Umbrella fight scene in the tea house: Wong Fei Hung is rather nattily decked out in a straw boater and what looks like John Lennon type granny specs (3). With the aid of a well aimed and deftly swung umbrella he combats a gang and captures a stand-over merchant. This fight scene has some nice witty choreography, especially in the way the umbrella is deployed. Logan points out that the umbrella is a symbol of righteousness in Buddhist iconography. He also points out that in the old Wong Fei Hung films there was always a fight set in a tea house – Tsui Hark is referencing classic films again. Wong Fei Hung, who is a walking, talking and fighting manifestation of righteousness uses the umbrella in a fight again in OUTIC 2 when he takes on the sinister White Lotus cult. If you don’t know about the symbolism of umbrellas or iconic Kwan Tak Hing films then you can just enjoy a clever piece of choreography centred around the inventive use of a prop and furnishings and architecture of a tea house (and that’s fine). However, knowing about these references deepened my appreciation of what the character of Wong Fei Hung stands for, and also the wit and craft of Tsui Hark and his creative team. Kung fu movies are such rich films, and I am fascinated by how their choreography can often incorporate layers of meaning.

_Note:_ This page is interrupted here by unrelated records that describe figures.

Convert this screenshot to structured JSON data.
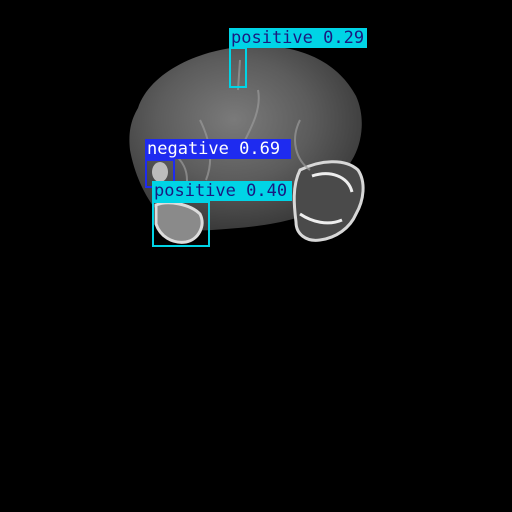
{
  "image": {
    "content": "axial MRI brain scan on black background",
    "background": "#000000"
  },
  "detections": [
    {
      "label": "positive",
      "score": "0.29",
      "text": "positive 0.29",
      "color": "#00D4E6",
      "text_color": "#1a1a80"
    },
    {
      "label": "negative",
      "score": "0.69",
      "text": "negative 0.69",
      "color": "#1E2BF0",
      "text_color": "#ffffff"
    },
    {
      "label": "positive",
      "score": "0.40",
      "text": "positive 0.40",
      "color": "#00D4E6",
      "text_color": "#1a1a80"
    }
  ]
}
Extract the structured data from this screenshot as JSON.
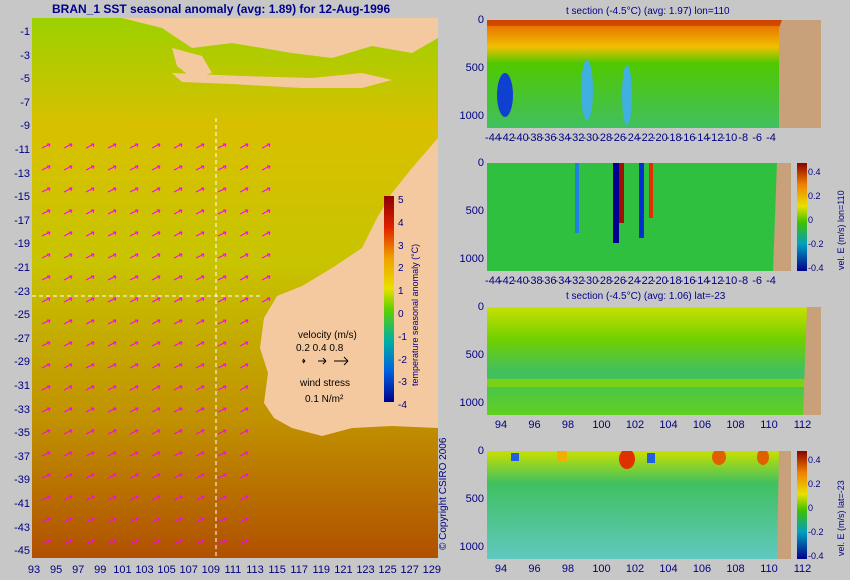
{
  "map": {
    "title": "BRAN_1  SST seasonal anomaly  (avg: 1.89)  for 12-Aug-1996",
    "y_ticks": [
      "-1",
      "-3",
      "-5",
      "-7",
      "-9",
      "-11",
      "-13",
      "-15",
      "-17",
      "-19",
      "-21",
      "-23",
      "-25",
      "-27",
      "-29",
      "-31",
      "-33",
      "-35",
      "-37",
      "-39",
      "-41",
      "-43",
      "-45"
    ],
    "x_ticks": [
      "93",
      "95",
      "97",
      "99",
      "101",
      "103",
      "105",
      "107",
      "109",
      "111",
      "113",
      "115",
      "117",
      "119",
      "121",
      "123",
      "125",
      "127",
      "129"
    ],
    "colorbar": {
      "label": "temperature seasonal anomaly (°C)",
      "ticks": [
        "5",
        "4",
        "3",
        "2",
        "1",
        "0",
        "-1",
        "-2",
        "-3",
        "-4"
      ]
    },
    "legend": {
      "velocity_label": "velocity (m/s)",
      "velocity_scale": "0.2 0.4 0.8",
      "wind_label": "wind stress",
      "wind_scale": "0.1 N/m²"
    },
    "copyright": "© Copyright CSIRO 2006"
  },
  "panels": {
    "p1": {
      "title": "t section (-4.5°C) (avg: 1.97) lon=110",
      "x_ticks": [
        "-44",
        "-42",
        "-40",
        "-38",
        "-36",
        "-34",
        "-32",
        "-30",
        "-28",
        "-26",
        "-24",
        "-22",
        "-20",
        "-18",
        "-16",
        "-14",
        "-12",
        "-10",
        "-8",
        "-6",
        "-4"
      ],
      "y_ticks": [
        "0",
        "500",
        "1000"
      ]
    },
    "p2": {
      "side_label": "vel. E (m/s) lon=110",
      "cb_ticks": [
        "0.4",
        "0.2",
        "0",
        "-0.2",
        "-0.4"
      ],
      "x_ticks": [
        "-44",
        "-42",
        "-40",
        "-38",
        "-36",
        "-34",
        "-32",
        "-30",
        "-28",
        "-26",
        "-24",
        "-22",
        "-20",
        "-18",
        "-16",
        "-14",
        "-12",
        "-10",
        "-8",
        "-6",
        "-4"
      ],
      "y_ticks": [
        "0",
        "500",
        "1000"
      ]
    },
    "p3": {
      "title": "t section (-4.5°C) (avg: 1.06) lat=-23",
      "x_ticks": [
        "94",
        "96",
        "98",
        "100",
        "102",
        "104",
        "106",
        "108",
        "110",
        "112"
      ],
      "y_ticks": [
        "0",
        "500",
        "1000"
      ]
    },
    "p4": {
      "side_label": "vel. E (m/s) lat=-23",
      "cb_ticks": [
        "0.4",
        "0.2",
        "0",
        "-0.2",
        "-0.4"
      ],
      "x_ticks": [
        "94",
        "96",
        "98",
        "100",
        "102",
        "104",
        "106",
        "108",
        "110",
        "112"
      ],
      "y_ticks": [
        "0",
        "500",
        "1000"
      ]
    }
  },
  "colors": {
    "land": "#f5c9a0",
    "section_land": "#c8a07a",
    "label": "#000080",
    "title": "#00008b",
    "marker": "#ffffff",
    "vectors": "#ff00ff"
  }
}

According to Logan’s commentary Lau Kar Wing choreographed this scene. During its filming Jet Li broke his ankle and filming was suspended for a while. When filming resumed Yuen Wu Ping took over more of the choreography workload. Logan points out that stylistically the choreography takes a different direction for the rest of the film, and I am inclined to agree. Logan uses the word “grounded” to describe the choreography in this scene, and the choreography from this point onwards makes more extensive use of wires (a hall mark of Yuen’s style). Although I am ambivalent about the use of wire-fu, I still love Yuen Wu Ping’s choreography very much. Although the choreography in the film up to this point has been entertaining, dynamic and often witty to watch, and most appropriate dramaturgically to the scenes it is used in, for me the choreography in the film from this point onwards is invested with extra grace, theatricality and emotiveness, and these qualities appeal to my personal taste.

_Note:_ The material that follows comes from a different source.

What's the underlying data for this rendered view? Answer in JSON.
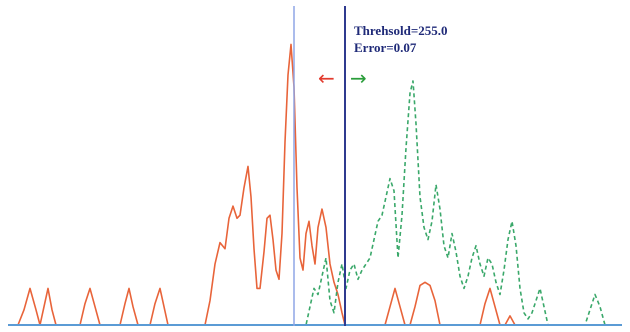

In the next blog I have a stab at analysing some of the choreography in the fight scene at the Chinese Opera venue.
FOOTNOTE 1 – “The most prominent and important feature of the Chinese theatre is the protruding stage, open at the sides as well as in the front and surrounded on 3 sides by the audience. All Chinese theatres have such a stage. However, there are 2 standard types of theatre building: the tea house theatre and the temple theatre.” p. 19, The Chinese Conception of Theatre by Tao-Ching Hsu
*In film the camera can give us many view points of a performance, unlike the audience’s viewpoint in a proscenium arch theatre traditionally used in the west? Is this why Hong Kong choreographers so adept at developing filmable choreography? They are used to thinking of staging action from many different view points rather than just the front on?

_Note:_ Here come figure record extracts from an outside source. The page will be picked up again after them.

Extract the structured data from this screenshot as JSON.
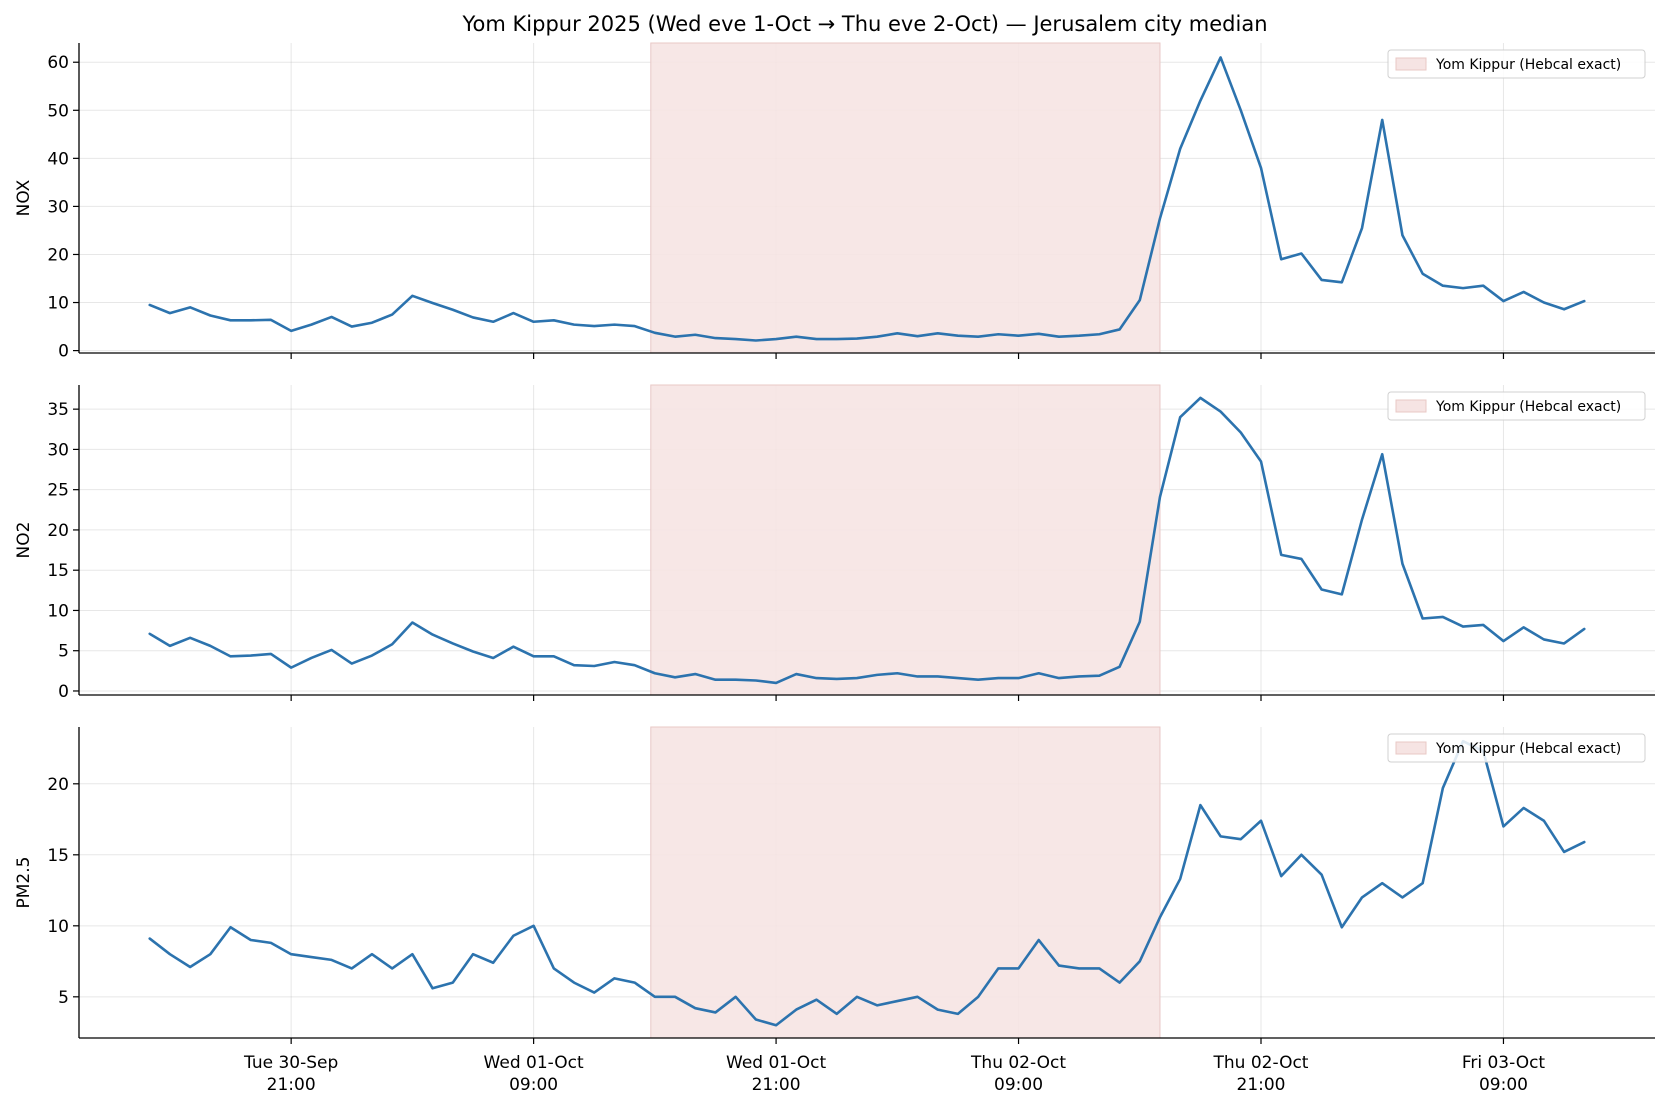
{
  "colors": {
    "line": "#2c73ae",
    "shade_fill": "#f6e4e3",
    "shade_edge": "#e8c8c6"
  },
  "chart_data": {
    "type": "line",
    "title": "Yom Kippur 2025 (Wed eve 1-Oct → Thu eve 2-Oct) — Jerusalem city median",
    "x_unit": "hour",
    "x_start": "2025-09-30 14:00",
    "x_step_hours": 1,
    "x_ticks": [
      {
        "hour": 7,
        "line1": "Tue 30-Sep",
        "line2": "21:00"
      },
      {
        "hour": 19,
        "line1": "Wed 01-Oct",
        "line2": "09:00"
      },
      {
        "hour": 31,
        "line1": "Wed 01-Oct",
        "line2": "21:00"
      },
      {
        "hour": 43,
        "line1": "Thu 02-Oct",
        "line2": "09:00"
      },
      {
        "hour": 55,
        "line1": "Thu 02-Oct",
        "line2": "21:00"
      },
      {
        "hour": 67,
        "line1": "Fri 03-Oct",
        "line2": "09:00"
      }
    ],
    "x_range": [
      -3.5,
      74.5
    ],
    "shaded_interval": [
      24.8,
      50.0
    ],
    "legend": "Yom Kippur (Hebcal exact)",
    "legend_position": "upper right",
    "panels": [
      {
        "ylabel": "NOX",
        "ylim": [
          -0.5,
          64
        ],
        "yticks": [
          0,
          10,
          20,
          30,
          40,
          50,
          60
        ],
        "values": [
          9.5,
          7.8,
          9.0,
          7.3,
          6.3,
          6.3,
          6.4,
          4.1,
          5.4,
          7.0,
          5.0,
          5.8,
          7.5,
          11.4,
          9.9,
          8.5,
          6.9,
          6.0,
          7.8,
          6.0,
          6.3,
          5.4,
          5.1,
          5.4,
          5.1,
          3.7,
          2.9,
          3.3,
          2.6,
          2.4,
          2.1,
          2.4,
          2.9,
          2.4,
          2.4,
          2.5,
          2.9,
          3.6,
          3.0,
          3.6,
          3.1,
          2.9,
          3.4,
          3.1,
          3.5,
          2.9,
          3.1,
          3.4,
          4.4,
          10.5,
          27.5,
          42.0,
          52.0,
          61.0,
          50.0,
          38.0,
          19.0,
          20.2,
          14.7,
          14.2,
          25.5,
          48.0,
          24.0,
          16.0,
          13.5,
          13.0,
          13.5,
          10.3,
          12.2,
          10.0,
          8.6,
          10.3
        ]
      },
      {
        "ylabel": "NO2",
        "ylim": [
          -0.5,
          38
        ],
        "yticks": [
          0,
          5,
          10,
          15,
          20,
          25,
          30,
          35
        ],
        "values": [
          7.1,
          5.6,
          6.6,
          5.6,
          4.3,
          4.4,
          4.6,
          2.9,
          4.1,
          5.1,
          3.4,
          4.4,
          5.8,
          8.5,
          7.0,
          5.9,
          4.9,
          4.1,
          5.5,
          4.3,
          4.3,
          3.2,
          3.1,
          3.6,
          3.2,
          2.2,
          1.7,
          2.1,
          1.4,
          1.4,
          1.3,
          1.0,
          2.1,
          1.6,
          1.5,
          1.6,
          2.0,
          2.2,
          1.8,
          1.8,
          1.6,
          1.4,
          1.6,
          1.6,
          2.2,
          1.6,
          1.8,
          1.9,
          3.0,
          8.6,
          24.1,
          34.0,
          36.4,
          34.7,
          32.1,
          28.5,
          16.9,
          16.4,
          12.6,
          12.0,
          21.3,
          29.4,
          15.8,
          9.0,
          9.2,
          8.0,
          8.2,
          6.2,
          7.9,
          6.4,
          5.9,
          7.7
        ]
      },
      {
        "ylabel": "PM2.5",
        "ylim": [
          2.1,
          24
        ],
        "yticks": [
          5,
          10,
          15,
          20
        ],
        "values": [
          9.1,
          8.0,
          7.1,
          8.0,
          9.9,
          9.0,
          8.8,
          8.0,
          7.8,
          7.6,
          7.0,
          8.0,
          7.0,
          8.0,
          5.6,
          6.0,
          8.0,
          7.4,
          9.3,
          10.0,
          7.0,
          6.0,
          5.3,
          6.3,
          6.0,
          5.0,
          5.0,
          4.2,
          3.9,
          5.0,
          3.4,
          3.0,
          4.1,
          4.8,
          3.8,
          5.0,
          4.4,
          4.7,
          5.0,
          4.1,
          3.8,
          5.0,
          7.0,
          7.0,
          9.0,
          7.2,
          7.0,
          7.0,
          6.0,
          7.5,
          10.6,
          13.3,
          18.5,
          16.3,
          16.1,
          17.4,
          13.5,
          15.0,
          13.6,
          9.9,
          12.0,
          13.0,
          12.0,
          13.0,
          19.7,
          23.0,
          22.3,
          17.0,
          18.3,
          17.4,
          15.2,
          15.9
        ]
      }
    ]
  }
}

FOOTNOTE 2 – this song is ‘Under the General’s Orders’ which I have seen variously described as a traditional folk melody and a tune from Cantonese Opera. It’s probably both. It has been associated with the character of Wong Fei Hung since the early black and white Kwan Tak Hing movies.
FOOTNOTE 3 – He wears these things in other movies in the OUTIC franchise. Was there a trend for Chinese men to wear these accessories at the time the movies are set?